Our new WitCH, below, comes courtesy of Charlie the Enforcer. Once again, this WitCH is from the 2018 SCSA Mathematical Methods Exam (here and here): it’s the gift that keeps on giving. (And a reminder, WitCH 2 and WitCH 3 still require attention are still unresolved.)
Question 11 and the solution in SCSA’s marking key are below. Happy hunting.
Update
John has pretty much caught it all. The killer issue is the use of the term “deceleration” in part (c) which, the solution implies, refers to the drone speeding up in the southerly direction. This is arguably permissible, since deceleration can be (though is far from universally) defined as a negative acceleration, and since way back in part (a) it was implied that North coincides with the positive x direction.

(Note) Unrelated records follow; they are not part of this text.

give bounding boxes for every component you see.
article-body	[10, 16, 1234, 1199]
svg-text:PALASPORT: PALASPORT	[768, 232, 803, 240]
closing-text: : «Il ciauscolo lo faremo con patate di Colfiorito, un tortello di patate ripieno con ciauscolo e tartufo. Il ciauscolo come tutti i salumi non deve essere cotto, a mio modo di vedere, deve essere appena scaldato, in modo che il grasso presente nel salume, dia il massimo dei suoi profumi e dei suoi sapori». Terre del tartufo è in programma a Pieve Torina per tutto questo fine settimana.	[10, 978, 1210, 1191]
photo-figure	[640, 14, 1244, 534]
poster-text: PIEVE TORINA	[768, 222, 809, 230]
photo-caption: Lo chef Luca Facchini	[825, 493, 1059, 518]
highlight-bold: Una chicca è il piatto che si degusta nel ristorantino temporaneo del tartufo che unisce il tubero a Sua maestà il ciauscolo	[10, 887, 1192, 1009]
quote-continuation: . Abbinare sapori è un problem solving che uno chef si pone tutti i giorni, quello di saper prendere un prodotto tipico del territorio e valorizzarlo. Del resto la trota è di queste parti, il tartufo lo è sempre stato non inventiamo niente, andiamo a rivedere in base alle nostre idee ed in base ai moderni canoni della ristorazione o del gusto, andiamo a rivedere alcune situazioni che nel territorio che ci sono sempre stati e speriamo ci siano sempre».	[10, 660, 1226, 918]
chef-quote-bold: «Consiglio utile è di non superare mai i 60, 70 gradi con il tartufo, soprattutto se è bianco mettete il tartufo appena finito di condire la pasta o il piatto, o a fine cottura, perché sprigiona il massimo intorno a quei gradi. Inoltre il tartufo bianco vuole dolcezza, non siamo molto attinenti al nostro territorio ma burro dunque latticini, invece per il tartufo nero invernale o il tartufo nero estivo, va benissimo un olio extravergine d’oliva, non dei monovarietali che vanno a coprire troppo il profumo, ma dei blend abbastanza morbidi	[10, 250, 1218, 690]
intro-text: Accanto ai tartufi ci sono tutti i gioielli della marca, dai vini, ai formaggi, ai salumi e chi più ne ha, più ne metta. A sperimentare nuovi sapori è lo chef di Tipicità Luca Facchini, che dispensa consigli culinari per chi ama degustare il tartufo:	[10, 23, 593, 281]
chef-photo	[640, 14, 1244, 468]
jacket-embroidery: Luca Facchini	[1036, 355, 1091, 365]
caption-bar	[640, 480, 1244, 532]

Permissible acts, however, can nonetheless be idiotic: voting Liberal or Republican, for example. And, to use “deceleration” on a high stakes exam to refer implicitly to increasing speed is idiotic. Moreover, to use “deceleration” in this manner immediately after explicitly indicating the “due south” direction of motion is truly ruly idiotic. Still not as idiotic as voting Liberal or Republican, but genuinely special-effort idiotic.
That’s enough to condemn the question, even by SCSA standards. But, the question is also awful in many other ways:
- The question is boring and butt ugly.
- No indication is given whether exact or numerical solutions are permitted or required.
- Having a drone an arbitrary 5m up in the sky for a 1D problem is asking for trouble. For example:
- The “displacement” of x(0) = 0 for a drone 5m up is pretty stupid.
- “Where is the drone in relation to the [mysterious] pilot?” Um, kind of uppish?
- “How far has the drone travelled …” is needlessly wordy and ambiguous. If you want a distance, for God’s sake say “distance”.
- Given the position function x(t) is at hand, part (c) can easily and naturally be solved by hand. But of course why think about things when you can do mindless calculator crap?